Par le titre et la photo vous l’avez compris; le livre dont je vais vous parler aujourd’hui est Maïmouna d’Abdoulaye Sadji. L’auteur Sénégalais fait partie de ces grands hommes qui se sont engagés pour l’indépendance des pays Africains mais surtout pour défendre la culture du continent par le biais de l’écriture. À travers l’histoire de Maïmouna, Abdoulaye Sadji dénonce la perte des valeurs de la jeunesse sénégalaise et par extension africaine selon moi. C’est le lieu pour lui de nous rappeler que nous devons certes nous ouvrir au monde extérieur mais il est important de ne pas oublier ses racines.


« Les tams-tams avaient cessé brusquement, comme malgré eux. Elle était là, la fille de Yaye Daro, grande, claire, éclatante. Tâche fraîche et reposante au milieu de ce monde sans grâce (…) Maïmouna avait l’habitude des foules enthousiastes. Un cri s’éleva et l’impressionna un instant : « Vive l’étoile de Dakar. » »

Vous l’avez compris, Maïmouna est belle, superbement sculptée et attire de ce fait les regards partout où elle pose les pieds. Née et grandissant dans un village reculé sous l’aile protectrice de sa mère la veuve Yaye Daro, Maïmouna se prenant déjà pour une grande ne rêve plus que de quitter son bourg pour la capitale. Devant le refus de Yaye Daro, elle en devient malade jusqu’à oublier tous les efforts consentis par cette dernière et à faire preuve d’insolence. La pauvre Yaye Daro, consentit finalement à laisser sa benjamine rejoindre l’aînée à Dakar. « La parole des vieux peut rester tard dans la forêt, mais elle n’y passe pas la nuit. » Le livre d’Abdoulaye Sadji est plein de proverbes africains mais celui-là est surement le plus à même de décrire à quel point le vieux assit, voit plus loin que le jeune debout.

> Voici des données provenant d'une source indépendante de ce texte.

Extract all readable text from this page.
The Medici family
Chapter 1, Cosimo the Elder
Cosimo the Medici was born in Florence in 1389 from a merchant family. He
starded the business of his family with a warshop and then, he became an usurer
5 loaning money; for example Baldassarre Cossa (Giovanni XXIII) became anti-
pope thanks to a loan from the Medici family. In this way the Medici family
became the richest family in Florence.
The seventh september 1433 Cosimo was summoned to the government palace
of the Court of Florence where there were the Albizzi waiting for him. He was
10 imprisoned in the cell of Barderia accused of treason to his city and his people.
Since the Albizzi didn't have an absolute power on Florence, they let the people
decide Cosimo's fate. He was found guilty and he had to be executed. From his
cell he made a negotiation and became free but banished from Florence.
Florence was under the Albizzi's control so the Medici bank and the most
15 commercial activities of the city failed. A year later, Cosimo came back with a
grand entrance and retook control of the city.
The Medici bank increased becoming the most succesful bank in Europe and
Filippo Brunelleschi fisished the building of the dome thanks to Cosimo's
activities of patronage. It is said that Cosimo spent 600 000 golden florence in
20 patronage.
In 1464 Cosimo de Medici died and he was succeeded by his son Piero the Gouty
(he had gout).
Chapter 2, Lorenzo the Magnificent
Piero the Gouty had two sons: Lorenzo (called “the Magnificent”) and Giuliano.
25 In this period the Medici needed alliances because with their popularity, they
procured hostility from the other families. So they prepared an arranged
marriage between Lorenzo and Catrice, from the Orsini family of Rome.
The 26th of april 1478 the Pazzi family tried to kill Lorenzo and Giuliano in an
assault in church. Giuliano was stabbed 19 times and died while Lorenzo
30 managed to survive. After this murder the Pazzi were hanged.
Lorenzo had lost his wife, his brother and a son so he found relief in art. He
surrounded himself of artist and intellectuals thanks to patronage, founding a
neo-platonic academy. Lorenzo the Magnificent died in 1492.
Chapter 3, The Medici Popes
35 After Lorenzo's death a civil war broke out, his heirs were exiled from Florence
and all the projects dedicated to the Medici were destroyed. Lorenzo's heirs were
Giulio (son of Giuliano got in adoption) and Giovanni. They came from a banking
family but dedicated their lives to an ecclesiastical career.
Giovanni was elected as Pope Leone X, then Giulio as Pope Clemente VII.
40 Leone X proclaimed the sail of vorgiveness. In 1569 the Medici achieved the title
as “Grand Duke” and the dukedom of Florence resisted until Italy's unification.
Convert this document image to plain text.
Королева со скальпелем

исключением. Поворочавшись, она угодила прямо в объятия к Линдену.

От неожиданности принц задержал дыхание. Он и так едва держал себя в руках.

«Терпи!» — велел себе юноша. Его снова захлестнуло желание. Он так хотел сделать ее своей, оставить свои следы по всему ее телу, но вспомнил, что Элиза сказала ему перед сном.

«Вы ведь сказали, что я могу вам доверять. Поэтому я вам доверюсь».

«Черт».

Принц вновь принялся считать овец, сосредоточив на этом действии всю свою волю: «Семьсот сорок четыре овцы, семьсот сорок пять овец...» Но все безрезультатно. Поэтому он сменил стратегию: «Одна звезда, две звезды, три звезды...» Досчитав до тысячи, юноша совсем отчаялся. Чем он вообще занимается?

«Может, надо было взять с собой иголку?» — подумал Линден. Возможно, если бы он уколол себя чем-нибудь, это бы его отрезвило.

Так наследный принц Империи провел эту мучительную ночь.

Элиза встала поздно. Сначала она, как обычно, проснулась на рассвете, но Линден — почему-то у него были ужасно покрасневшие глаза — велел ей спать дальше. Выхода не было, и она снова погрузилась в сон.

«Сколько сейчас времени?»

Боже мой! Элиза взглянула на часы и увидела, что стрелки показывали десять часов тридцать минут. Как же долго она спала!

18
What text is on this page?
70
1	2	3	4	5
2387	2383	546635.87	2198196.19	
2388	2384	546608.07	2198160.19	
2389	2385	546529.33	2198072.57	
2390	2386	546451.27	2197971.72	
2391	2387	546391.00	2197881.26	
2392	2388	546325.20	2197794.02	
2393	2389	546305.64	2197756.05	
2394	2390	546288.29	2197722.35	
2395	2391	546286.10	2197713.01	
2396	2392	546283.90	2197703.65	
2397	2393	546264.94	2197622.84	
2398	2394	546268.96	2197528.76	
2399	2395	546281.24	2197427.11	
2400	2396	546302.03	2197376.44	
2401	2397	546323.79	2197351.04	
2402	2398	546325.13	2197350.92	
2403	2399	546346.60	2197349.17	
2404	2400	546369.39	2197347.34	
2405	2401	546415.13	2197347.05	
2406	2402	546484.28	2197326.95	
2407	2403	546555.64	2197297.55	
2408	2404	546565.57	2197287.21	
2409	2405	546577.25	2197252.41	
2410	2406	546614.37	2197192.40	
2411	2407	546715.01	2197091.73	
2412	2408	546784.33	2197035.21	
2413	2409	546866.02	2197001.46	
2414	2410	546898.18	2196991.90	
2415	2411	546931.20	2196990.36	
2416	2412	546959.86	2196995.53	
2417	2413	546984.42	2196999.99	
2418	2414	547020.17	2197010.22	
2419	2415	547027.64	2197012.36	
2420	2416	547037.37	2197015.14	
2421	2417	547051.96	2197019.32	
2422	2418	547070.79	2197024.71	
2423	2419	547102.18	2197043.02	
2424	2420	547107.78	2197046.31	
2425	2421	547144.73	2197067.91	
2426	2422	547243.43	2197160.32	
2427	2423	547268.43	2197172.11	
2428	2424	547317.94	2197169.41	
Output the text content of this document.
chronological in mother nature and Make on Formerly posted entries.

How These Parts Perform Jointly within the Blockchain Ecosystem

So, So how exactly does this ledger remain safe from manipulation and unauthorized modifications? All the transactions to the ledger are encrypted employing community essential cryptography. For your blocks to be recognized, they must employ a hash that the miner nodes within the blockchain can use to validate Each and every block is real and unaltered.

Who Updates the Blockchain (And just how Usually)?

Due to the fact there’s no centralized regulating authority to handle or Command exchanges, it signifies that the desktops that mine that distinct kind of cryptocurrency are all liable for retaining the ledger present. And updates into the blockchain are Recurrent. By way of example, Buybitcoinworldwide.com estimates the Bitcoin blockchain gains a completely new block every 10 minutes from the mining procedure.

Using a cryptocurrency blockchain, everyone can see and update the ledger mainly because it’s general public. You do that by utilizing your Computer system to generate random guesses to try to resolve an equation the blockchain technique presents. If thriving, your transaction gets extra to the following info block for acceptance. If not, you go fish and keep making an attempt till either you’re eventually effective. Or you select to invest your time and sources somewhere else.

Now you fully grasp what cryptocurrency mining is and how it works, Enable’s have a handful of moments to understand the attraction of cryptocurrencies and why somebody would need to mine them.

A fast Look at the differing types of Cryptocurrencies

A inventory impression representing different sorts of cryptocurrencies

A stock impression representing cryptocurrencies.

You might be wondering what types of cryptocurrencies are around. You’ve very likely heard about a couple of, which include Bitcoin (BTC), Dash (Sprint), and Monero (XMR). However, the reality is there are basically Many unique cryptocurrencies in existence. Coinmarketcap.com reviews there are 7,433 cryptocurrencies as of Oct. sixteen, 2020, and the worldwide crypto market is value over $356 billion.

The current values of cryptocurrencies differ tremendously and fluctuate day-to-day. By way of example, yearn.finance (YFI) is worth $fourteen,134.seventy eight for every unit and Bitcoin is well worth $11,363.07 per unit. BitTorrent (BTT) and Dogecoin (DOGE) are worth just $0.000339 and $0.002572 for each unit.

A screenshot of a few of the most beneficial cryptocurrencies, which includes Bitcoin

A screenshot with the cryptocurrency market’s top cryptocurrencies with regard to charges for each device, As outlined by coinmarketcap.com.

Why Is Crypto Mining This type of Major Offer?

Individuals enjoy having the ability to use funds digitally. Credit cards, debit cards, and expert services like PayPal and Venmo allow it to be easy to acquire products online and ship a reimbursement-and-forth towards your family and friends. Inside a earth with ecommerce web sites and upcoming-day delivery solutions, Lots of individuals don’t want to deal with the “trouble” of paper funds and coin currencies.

Déjà dans son Louga natal, la beauté de Maïmouna ne passait pas inaperçue, alors imaginez un peu ce qu’il en est advenu lorsqu’elle fut relookée à Dakar par les soins de sa sœur Rihanna. Seulement voilà, en plus d’être têtue, Maïmouna est jeune et naïve. La pauvre n’a pas compris que l’amour c’est beau mais ça cogne souvent et très durement. Après lui avoir offert la beauté, la gloire, la richesse et la passion, la vie a finalement reprit à Maïmouna tout ce qu’elle lui avait donné et même plus encore.



Bien que paru en 1958, ce livre est toujours d’actualité. Ce n’est pas toujours facile pour nous, jeunes, de comprendre les mises en gardes des anciens. En effet avec ce monde qui évolue vite mais surtout animés par nos passions, et ce que nous croyons être de l’amour, il arrive parfois que nous foncions la tête la première vers des abîmes profonds. Il est difficile pour nous de croire que ces vieux qui ne savent même pas comment utiliser un smartphone puisse nous donner des conseils adaptés à nos nouvelles réalités. Évidemment nous pouvons soutenir qu’il faut faire des erreurs pour apprendre, vivre sa propre expérience. Et pourtant il est des fois où l’expérience et les erreurs des autres devraient être nos meilleurs enseignants. L’Etoile de Dakar l’a appris à ses dépens. Comme me disait quelqu’un lorsque j’ai posté la photo du livre sur Instagram, Maïmouna est un livre à lire avant l’adolescence. En espérant qu’il serve de leçon aux jeunes gazelles qui auront la chance de le parcourir… 


Avez-vous lu Maïmouna? J'aimerais bien savoir ce que vous pensez.